Consider the following "before" state shown in the first graphic above. This only shows the bottom right nodes.
The bottom nodes are a one node, one node, two node at this point. The parent node is a two node. For the two nodes, the center does not matter since it is not accessed in a two node. Now, what happens when you add the values 90 to this tree. The value will work its way down to the bottom leaf node, which is the lower right node. The add and organize data process will set the 90 value in what is now a three node, which will look like the following
At this point, the lower right node is now a three node, so when the fix up is called with the pointer to this node, the fix up process goes into action.
To save some space and make the graphic usable, the far left node is not shown. For this circumstance, that node would not be modified. Only the center and right nodes are affected. As you can see the three node leaf has been broken into two nodes below and the 85 has been raised up into the right side of the parent node, which you should see, is now a three node.
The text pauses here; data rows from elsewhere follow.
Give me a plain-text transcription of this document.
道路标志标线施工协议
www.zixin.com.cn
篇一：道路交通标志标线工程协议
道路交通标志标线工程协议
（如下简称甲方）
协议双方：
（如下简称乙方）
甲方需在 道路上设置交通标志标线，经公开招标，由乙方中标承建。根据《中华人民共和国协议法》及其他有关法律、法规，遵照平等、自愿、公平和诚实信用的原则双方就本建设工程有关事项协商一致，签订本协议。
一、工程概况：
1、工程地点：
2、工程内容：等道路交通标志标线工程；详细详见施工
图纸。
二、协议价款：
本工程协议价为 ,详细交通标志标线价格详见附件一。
When the fix up process has completed at a given level, it will recursively call itself at the parent level which, as you can also see, is now a three node and would be broken up into two parts while moving the center value up to the next parent node. The final result (from above) is shown here.
Image Credit: Screenshot from USFCA animation, David Galles, Curator
Once again, the bottom, or leaf nodes, always stay at the same level which makes the bottom of the three "flat". This is as balanced as a tree can be.
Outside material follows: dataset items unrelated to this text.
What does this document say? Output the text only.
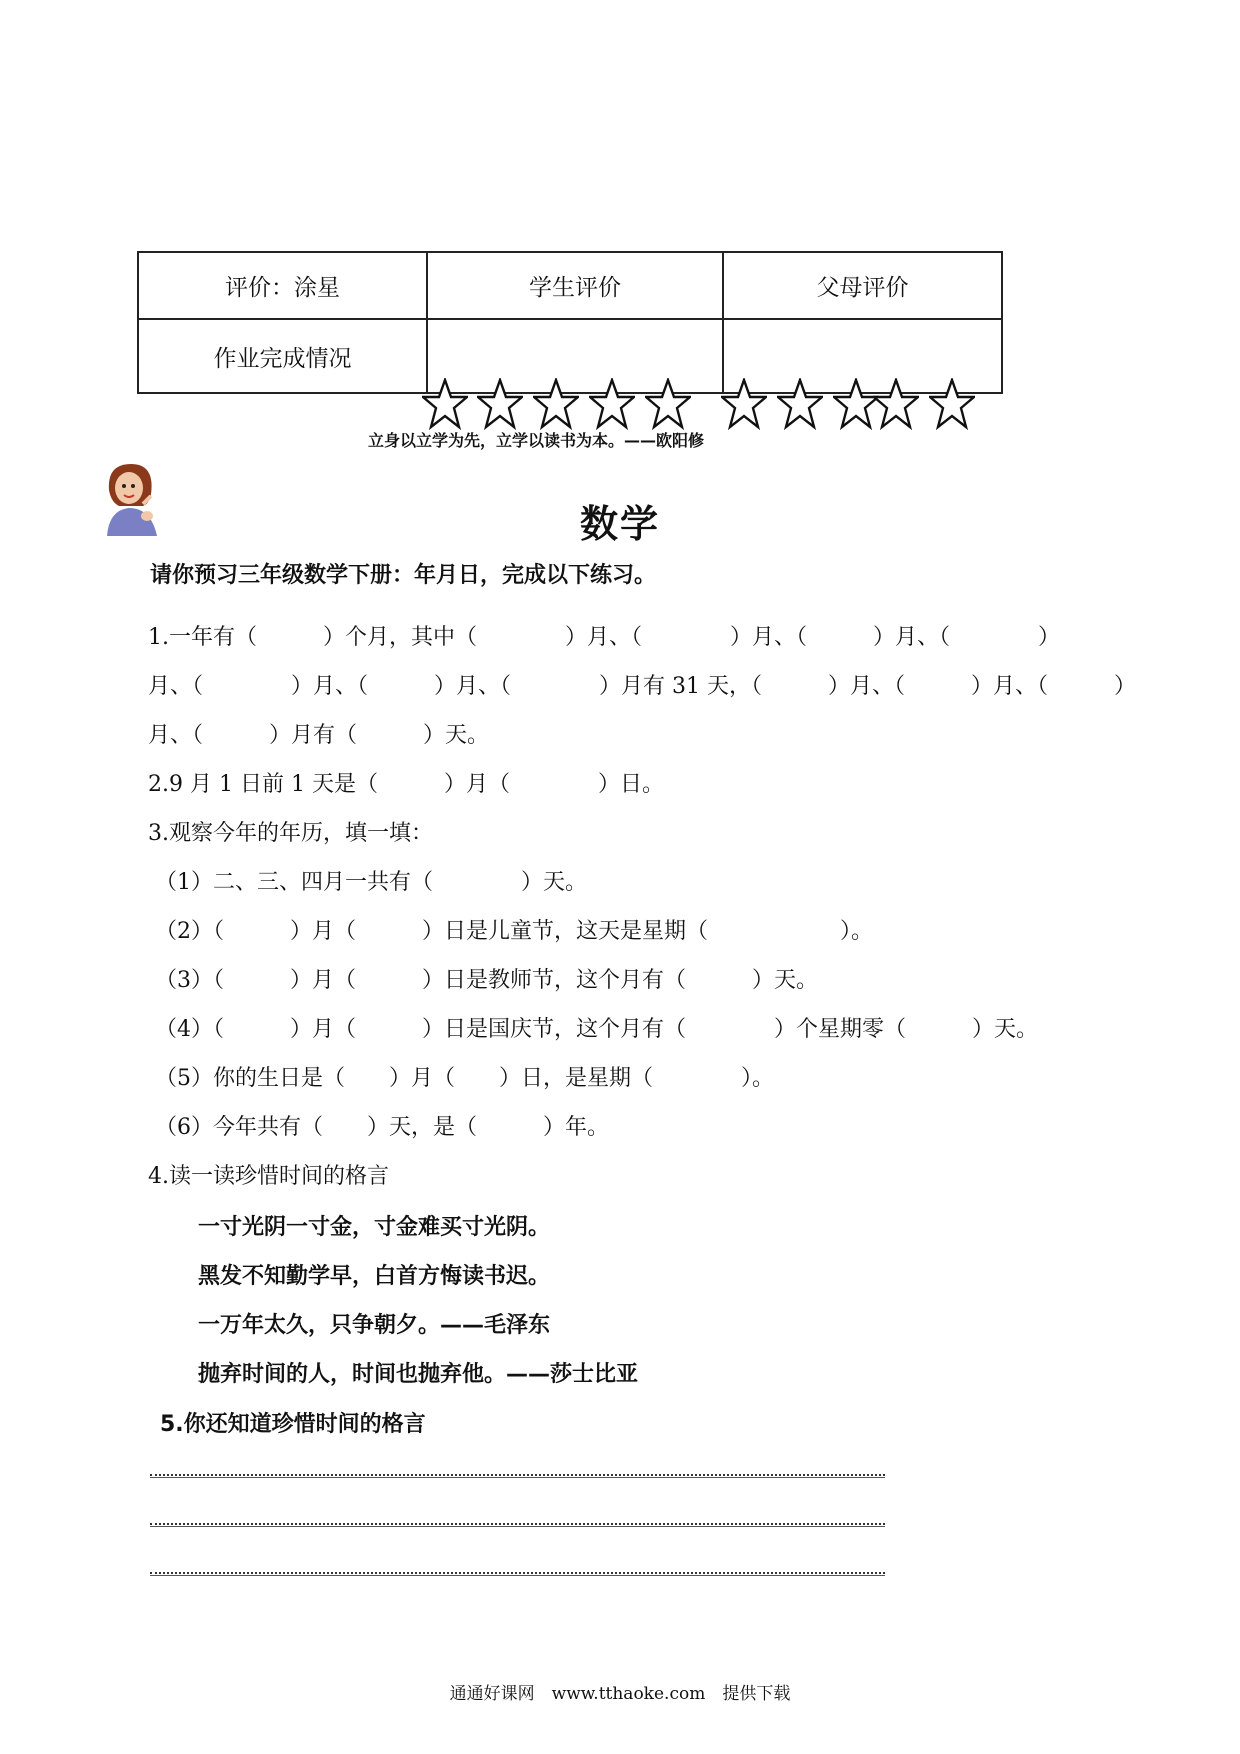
评价：涂星	学生评价	父母评价
作业完成情况		
立身以立学为先，立学以读书为本。——欧阳修
数学
请你预习三年级数学下册：年月日，完成以下练习。
1.一年有（　　　）个月，其中（　　　　）月、（　　　　）月、（　　　）月、（　　　　）
月、（　　　　）月、（　　　）月、（　　　　）月有 31 天，（　　　）月、（　　　）月、（　　　）
月、（　　　）月有（　　　）天。
2.9 月 1 日前 1 天是（　　　）月（　　　　）日。
3.观察今年的年历，填一填：
（1）二、三、四月一共有（　　　　）天。
（2）（　　　）月（　　　）日是儿童节，这天是星期（　　　　　　）。
（3）（　　　）月（　　　）日是教师节，这个月有（　　　）天。
（4）（　　　）月（　　　）日是国庆节，这个月有（　　　　）个星期零（　　　）天。
（5）你的生日是（　　）月（　　）日，是星期（　　　　）。
（6）今年共有（　　）天，是（　　　）年。
4.读一读珍惜时间的格言
一寸光阴一寸金，寸金难买寸光阴。
黑发不知勤学早，白首方悔读书迟。
一万年太久，只争朝夕。——毛泽东
抛弃时间的人，时间也抛弃他。——莎士比亚
5.你还知道珍惜时间的格言
通通好课网　www.tthaoke.com　提供下载
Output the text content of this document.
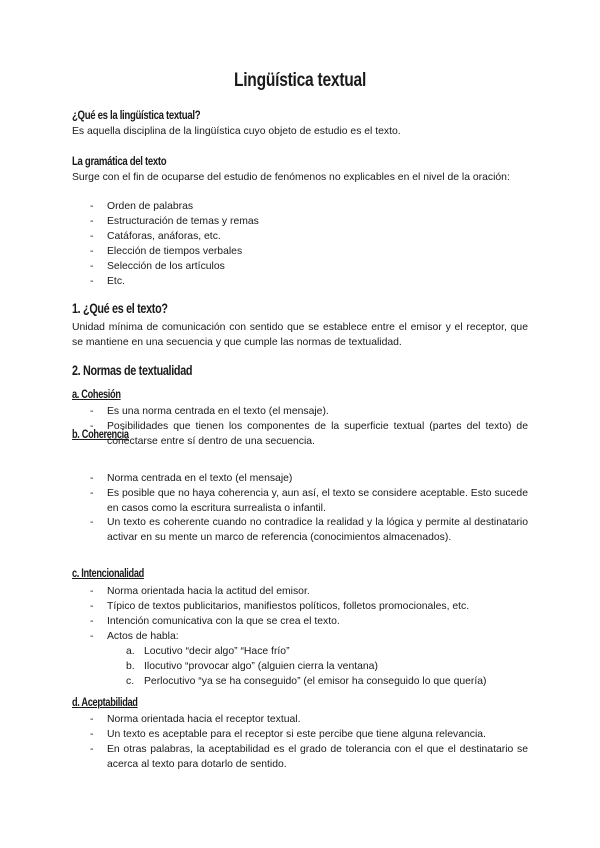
Lingüística textual
¿Qué es la lingüística textual?
Es aquella disciplina de la lingüística cuyo objeto de estudio es el texto.
La gramática del texto
Surge con el fin de ocuparse del estudio de fenómenos no explicables en el nivel de la oración:
- Orden de palabras
- Estructuración de temas y remas
- Catáforas, anáforas, etc.
- Elección de tiempos verbales
- Selección de los artículos
- Etc.
1. ¿Qué es el texto?
Unidad mínima de comunicación con sentido que se establece entre el emisor y el receptor, que se mantiene en una secuencia y que cumple las normas de textualidad.
2. Normas de textualidad
a. Cohesión
- Es una norma centrada en el texto (el mensaje).
- Posibilidades que tienen los componentes de la superficie textual (partes del texto) de conectarse entre sí dentro de una secuencia.
b. Coherencia
- Norma centrada en el texto (el mensaje)
- Es posible que no haya coherencia y, aun así, el texto se considere aceptable. Esto sucede en casos como la escritura surrealista o infantil.
- Un texto es coherente cuando no contradice la realidad y la lógica y permite al destinatario activar en su mente un marco de referencia (conocimientos almacenados).
c. Intencionalidad
- Norma orientada hacia la actitud del emisor.
- Típico de textos publicitarios, manifiestos políticos, folletos promocionales, etc.
- Intención comunicativa con la que se crea el texto.
- Actos de habla:
a. Locutivo “decir algo” “Hace frío”
b. Ilocutivo “provocar algo” (alguien cierra la ventana)
c. Perlocutivo “ya se ha conseguido” (el emisor ha conseguido lo que quería)
d. Aceptabilidad
- Norma orientada hacia el receptor textual.
- Un texto es aceptable para el receptor si este percibe que tiene alguna relevancia.
- En otras palabras, la aceptabilidad es el grado de tolerancia con el que el destinatario se acerca al texto para dotarlo de sentido.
One More Note about Searching
In one sense, there are a lot of moving parts here. In another sense, you have seen it all in this topic. The tree is manipulated the same way every time. The one thing remaining to consider is how to search a tree like this, and the answer is not difficult.
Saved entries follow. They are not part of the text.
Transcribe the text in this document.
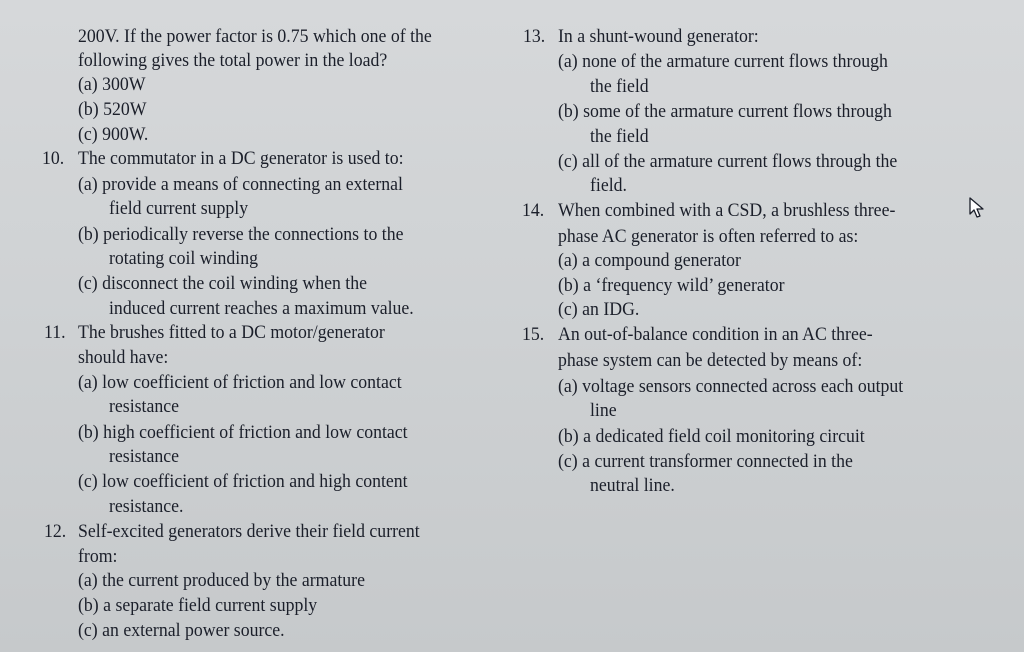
200V. If the power factor is 0.75 which one of the
following gives the total power in the load?
(a) 300W
(b) 520W
(c) 900W.
10. The commutator in a DC generator is used to:
(a) provide a means of connecting an external
field current supply
(b) periodically reverse the connections to the
rotating coil winding
(c) disconnect the coil winding when the
induced current reaches a maximum value.
11. The brushes fitted to a DC motor/generator
should have:
(a) low coefficient of friction and low contact
resistance
(b) high coefficient of friction and low contact
resistance
(c) low coefficient of friction and high content
resistance.
12. Self-excited generators derive their field current
from:
(a) the current produced by the armature
(b) a separate field current supply
(c) an external power source.
13. In a shunt-wound generator:
(a) none of the armature current flows through
the field
(b) some of the armature current flows through
the field
(c) all of the armature current flows through the
field.
14. When combined with a CSD, a brushless three-
phase AC generator is often referred to as:
(a) a compound generator
(b) a ‘frequency wild’ generator
(c) an IDG.
15. An out-of-balance condition in an AC three-
phase system can be detected by means of:
(a) voltage sensors connected across each output
line
(b) a dedicated field coil monitoring circuit
(c) a current transformer connected in the
neutral line.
Like all trees, the search starts at the tree root and makes its decisions one node at a time. At any node, the first test is to see if the current node is NULL; if that is the case, the data is not in the tree and NULL is returned. The second test is to see if the value has been found; this involves calling a function that simply looks at the center value for a one node or the left and right values for a two node and reports if they are the desired value. If the value has not been found and the current node is a one node, then the decision will be made to go either left or right. Otherwise, assuming it is a two node, the value will go to the left child of the left value, the right child of the right value, or the center child if the value is between the left and right values. And to be clear, the code is simpler than this discussion . . .
Two Three Trees
Two three trees are a really interesting data structure, and obviously quite powerful. The complexity of this tree is still very close to Log2(N), so millions of data items can be easily and quickly stored and accessed. Removal of data is not discussed in this topic because it really is just a reversal of the add item operation, but it is complicated enough that pursuing the process would be beyond the educational goals of this reference. Next up is the heap data structure, which is still another implemenation of a tree, in an array. It's pretty cool.